Ein Forschungsteam hat in aktuellen Untersuchungen Biomarker entdeckt, welche die Grundlage für den weltweit ersten Zöliakie-Bluttest darstellen könnten. Die ForscherInnen stellten fest, dass bei Menschen mit Zöliakie nach der Aufnahme von Gluten bestimmte inflammatorische Moleküle im Blutkreislauf auftreten, die mit den klinischen Symptomen in Zusammenhang stehen.
Die derzeit gängige Methode, um Zöliakie zu diagnostizieren, kann Wochen bis Monate in Anspruch nehmen. Dabei müssen Betroffene Gluten zu sich nehmen und die unangenehmen Nebeneffekte bis zur Diagnose erdulden. Ein Bluttest könnte diesen Prozess auf wenige Stunden verkürzen. Nach Angaben der World Gastroenterology Organisation (WGO) leidet in westlichen Ländern rund 1% der Bevölkerung an der Krankheit.
Dr. Robert P. Anderson, einer der leitenden Studienautoren, äußerte sich wie folgt zu dieser Arbeit: "Wir haben erstmalig die inflammatorische Reaktion erkannt, die Patientinnen und Patienten mit Zöliakie in den ersten Stunden nach der Aufnahme von Gluten erleben." Er geht davon aus, die Entdeckung könne auch für PatientInnen mit ähnlichen Krankheitsbildern bessere Behandlungen ermöglichen.
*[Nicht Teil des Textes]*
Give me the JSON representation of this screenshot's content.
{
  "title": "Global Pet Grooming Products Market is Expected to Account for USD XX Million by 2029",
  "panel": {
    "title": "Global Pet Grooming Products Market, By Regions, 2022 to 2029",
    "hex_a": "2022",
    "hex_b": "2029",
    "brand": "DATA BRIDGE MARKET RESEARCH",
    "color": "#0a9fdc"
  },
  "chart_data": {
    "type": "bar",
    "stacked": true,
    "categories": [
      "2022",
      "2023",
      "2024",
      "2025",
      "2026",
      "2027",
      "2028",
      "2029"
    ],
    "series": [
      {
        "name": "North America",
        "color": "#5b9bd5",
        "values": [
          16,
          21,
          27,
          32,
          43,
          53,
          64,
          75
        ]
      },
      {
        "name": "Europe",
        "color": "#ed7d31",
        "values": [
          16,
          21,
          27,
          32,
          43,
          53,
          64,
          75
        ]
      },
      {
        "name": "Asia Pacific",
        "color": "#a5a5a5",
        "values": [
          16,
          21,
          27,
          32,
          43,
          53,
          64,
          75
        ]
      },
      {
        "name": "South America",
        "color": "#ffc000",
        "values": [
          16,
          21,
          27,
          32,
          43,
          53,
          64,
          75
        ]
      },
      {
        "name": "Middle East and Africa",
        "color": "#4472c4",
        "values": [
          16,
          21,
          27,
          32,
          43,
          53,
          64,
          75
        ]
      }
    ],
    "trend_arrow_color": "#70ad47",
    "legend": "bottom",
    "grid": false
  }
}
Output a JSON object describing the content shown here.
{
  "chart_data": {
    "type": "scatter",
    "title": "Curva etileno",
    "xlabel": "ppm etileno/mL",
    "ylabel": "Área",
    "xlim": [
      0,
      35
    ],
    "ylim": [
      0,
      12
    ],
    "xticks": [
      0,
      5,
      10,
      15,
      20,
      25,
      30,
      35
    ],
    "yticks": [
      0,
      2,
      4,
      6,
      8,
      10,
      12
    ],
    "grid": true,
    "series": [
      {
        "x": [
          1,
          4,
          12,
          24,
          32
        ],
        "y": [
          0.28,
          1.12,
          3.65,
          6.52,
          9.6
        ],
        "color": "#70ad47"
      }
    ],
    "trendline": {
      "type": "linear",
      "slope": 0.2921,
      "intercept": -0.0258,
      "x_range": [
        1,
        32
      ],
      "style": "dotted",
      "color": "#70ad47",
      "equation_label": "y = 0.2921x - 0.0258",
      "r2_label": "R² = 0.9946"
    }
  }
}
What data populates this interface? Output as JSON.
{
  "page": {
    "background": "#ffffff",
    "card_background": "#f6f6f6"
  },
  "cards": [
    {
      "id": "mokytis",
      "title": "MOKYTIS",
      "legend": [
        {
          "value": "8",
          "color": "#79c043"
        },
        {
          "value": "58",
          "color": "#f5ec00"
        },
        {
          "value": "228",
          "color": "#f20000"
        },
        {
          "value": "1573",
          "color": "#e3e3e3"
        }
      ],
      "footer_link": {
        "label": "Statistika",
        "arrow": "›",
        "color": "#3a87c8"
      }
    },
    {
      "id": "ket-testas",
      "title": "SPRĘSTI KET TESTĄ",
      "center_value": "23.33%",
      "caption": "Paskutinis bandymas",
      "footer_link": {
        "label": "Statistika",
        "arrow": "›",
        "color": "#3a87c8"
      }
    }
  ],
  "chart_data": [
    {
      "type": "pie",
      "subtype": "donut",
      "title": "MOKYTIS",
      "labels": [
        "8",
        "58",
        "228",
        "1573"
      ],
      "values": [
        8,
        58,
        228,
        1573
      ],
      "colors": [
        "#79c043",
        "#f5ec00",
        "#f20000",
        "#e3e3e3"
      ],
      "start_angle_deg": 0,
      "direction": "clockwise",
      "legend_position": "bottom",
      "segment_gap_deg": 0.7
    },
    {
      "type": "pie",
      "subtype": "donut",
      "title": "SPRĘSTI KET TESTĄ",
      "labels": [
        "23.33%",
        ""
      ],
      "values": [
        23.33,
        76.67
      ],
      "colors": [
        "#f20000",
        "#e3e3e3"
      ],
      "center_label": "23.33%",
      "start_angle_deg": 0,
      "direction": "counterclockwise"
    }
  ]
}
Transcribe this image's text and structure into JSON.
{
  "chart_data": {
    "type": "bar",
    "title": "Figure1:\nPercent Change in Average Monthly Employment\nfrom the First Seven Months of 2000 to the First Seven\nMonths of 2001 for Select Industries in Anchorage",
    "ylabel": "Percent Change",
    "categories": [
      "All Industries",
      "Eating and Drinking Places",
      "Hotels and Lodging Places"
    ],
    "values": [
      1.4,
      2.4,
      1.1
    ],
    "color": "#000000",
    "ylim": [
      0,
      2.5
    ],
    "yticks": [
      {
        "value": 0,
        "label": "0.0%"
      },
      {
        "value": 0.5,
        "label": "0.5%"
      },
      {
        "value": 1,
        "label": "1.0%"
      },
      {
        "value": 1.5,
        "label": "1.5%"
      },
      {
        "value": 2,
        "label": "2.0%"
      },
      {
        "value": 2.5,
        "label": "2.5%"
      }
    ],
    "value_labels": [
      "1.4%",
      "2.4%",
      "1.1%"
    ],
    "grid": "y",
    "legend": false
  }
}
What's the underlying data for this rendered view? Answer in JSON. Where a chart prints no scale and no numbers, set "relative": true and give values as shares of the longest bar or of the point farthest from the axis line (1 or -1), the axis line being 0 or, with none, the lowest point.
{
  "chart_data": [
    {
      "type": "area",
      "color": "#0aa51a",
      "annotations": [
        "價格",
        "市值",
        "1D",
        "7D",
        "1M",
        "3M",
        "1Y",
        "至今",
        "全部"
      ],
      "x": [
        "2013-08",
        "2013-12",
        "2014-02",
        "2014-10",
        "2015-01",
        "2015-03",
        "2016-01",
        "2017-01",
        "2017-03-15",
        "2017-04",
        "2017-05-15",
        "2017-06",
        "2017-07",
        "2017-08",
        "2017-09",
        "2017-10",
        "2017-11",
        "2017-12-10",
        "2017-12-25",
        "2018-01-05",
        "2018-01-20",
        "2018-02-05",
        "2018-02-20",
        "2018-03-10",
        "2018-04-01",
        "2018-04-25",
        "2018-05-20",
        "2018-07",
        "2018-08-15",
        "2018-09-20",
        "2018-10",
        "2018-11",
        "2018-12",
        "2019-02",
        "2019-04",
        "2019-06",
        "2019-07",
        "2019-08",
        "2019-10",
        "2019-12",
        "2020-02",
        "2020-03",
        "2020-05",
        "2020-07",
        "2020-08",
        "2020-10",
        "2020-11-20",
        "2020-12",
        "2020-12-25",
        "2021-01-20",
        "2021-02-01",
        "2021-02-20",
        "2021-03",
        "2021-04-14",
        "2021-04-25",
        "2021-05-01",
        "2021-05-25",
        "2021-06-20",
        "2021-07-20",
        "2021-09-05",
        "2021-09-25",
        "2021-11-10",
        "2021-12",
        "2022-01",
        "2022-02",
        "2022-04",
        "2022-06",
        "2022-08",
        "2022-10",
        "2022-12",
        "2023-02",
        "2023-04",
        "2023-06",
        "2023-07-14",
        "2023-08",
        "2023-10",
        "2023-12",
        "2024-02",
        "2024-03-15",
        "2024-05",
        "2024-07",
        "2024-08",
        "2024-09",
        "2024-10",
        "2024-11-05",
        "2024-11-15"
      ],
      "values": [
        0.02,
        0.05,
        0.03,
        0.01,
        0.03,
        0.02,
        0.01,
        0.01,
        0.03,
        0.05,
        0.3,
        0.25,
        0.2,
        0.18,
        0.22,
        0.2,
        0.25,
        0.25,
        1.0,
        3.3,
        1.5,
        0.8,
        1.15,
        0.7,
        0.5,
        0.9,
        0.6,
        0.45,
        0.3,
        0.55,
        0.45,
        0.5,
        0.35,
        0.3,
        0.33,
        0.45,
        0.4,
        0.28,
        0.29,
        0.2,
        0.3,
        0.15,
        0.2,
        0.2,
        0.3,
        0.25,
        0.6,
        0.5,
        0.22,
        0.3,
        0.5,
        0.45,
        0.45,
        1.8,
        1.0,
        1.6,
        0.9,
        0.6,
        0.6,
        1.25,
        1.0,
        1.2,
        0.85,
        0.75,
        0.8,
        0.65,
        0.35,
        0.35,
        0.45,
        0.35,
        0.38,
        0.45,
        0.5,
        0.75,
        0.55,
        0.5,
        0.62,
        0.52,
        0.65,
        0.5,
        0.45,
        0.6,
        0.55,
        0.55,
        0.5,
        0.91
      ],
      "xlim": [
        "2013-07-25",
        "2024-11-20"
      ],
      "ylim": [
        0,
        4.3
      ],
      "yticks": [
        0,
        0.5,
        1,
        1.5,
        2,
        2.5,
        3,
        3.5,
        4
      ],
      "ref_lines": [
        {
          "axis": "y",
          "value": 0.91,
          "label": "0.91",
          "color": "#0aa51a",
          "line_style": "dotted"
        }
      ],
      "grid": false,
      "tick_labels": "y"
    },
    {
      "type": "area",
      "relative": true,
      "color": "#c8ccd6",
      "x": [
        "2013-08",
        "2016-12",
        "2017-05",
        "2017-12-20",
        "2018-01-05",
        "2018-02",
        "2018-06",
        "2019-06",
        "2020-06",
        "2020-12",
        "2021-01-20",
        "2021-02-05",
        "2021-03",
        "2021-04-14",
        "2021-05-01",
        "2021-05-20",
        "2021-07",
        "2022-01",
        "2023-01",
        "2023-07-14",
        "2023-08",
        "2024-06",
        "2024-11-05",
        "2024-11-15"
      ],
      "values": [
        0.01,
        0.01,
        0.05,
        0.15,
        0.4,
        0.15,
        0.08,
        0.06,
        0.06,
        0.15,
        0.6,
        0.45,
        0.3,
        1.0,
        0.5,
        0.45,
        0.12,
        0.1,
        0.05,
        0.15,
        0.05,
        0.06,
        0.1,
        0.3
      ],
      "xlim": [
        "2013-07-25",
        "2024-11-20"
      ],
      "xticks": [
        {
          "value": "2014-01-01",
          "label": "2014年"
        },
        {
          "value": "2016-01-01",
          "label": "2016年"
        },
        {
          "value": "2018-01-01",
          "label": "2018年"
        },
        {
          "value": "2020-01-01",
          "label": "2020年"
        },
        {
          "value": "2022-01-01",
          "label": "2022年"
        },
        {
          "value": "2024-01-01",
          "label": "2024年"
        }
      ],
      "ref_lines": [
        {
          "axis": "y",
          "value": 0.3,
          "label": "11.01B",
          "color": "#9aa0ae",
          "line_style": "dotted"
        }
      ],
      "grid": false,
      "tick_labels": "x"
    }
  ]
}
ExpertInnen gehen davon aus, dass die offiziellen Zahlen für PatientInnen mit diagnostizierter Zöliakie nicht der völligen Realität entsprechen und die Dunkelziffer deutlich höher ist.
Das Team um Dr. Anderson erkannte, dass eine Injektion von Glutenpeptiden bei PatientInnen mit Zöliakie klinische Symptome, wie Schwindel oder Erbrechen, hervorrief. Außerdem ließen sich höhere Mengen bestimmter Moleküle im Immunsystem erkennen.
"Die unangenehmen Symptome, die mit der Krankheit in Verbindung stehen, gehen auf einen Anstieg inflammatorischer Moleküle im Blutkreislauf zurück. Dabei wird zum Beispiel Interleukin-2 von den T-Zellen des Immunsystems produziert", erklärte Dr. Anderson. Er fügte hinzu: "Das ist wie die Reaktion auf eine Infektion. Allerdings ist für Menschen mit Zöliakie Gluten der Auslöser."
Das Forschungsteam stieß während der Suche nach möglichen Behandlungsmaßnahmen gegen Zöliakie auf die inflammatorischen Moleküle. Dabei beobachteten die WissenschaftlerInnen, wie die Injektion von Glutenpeptiden Symptome hervorrief, die mit einer erhöhten Menge von Blutmarkern zusammenhingen. In weiteren Tests wiesen die ForscherInnen den gleichen Anstieg u. a. von IL-2 nach, nachdem PatientInnen mit Zöliakie Gluten zu sich genommen hatten.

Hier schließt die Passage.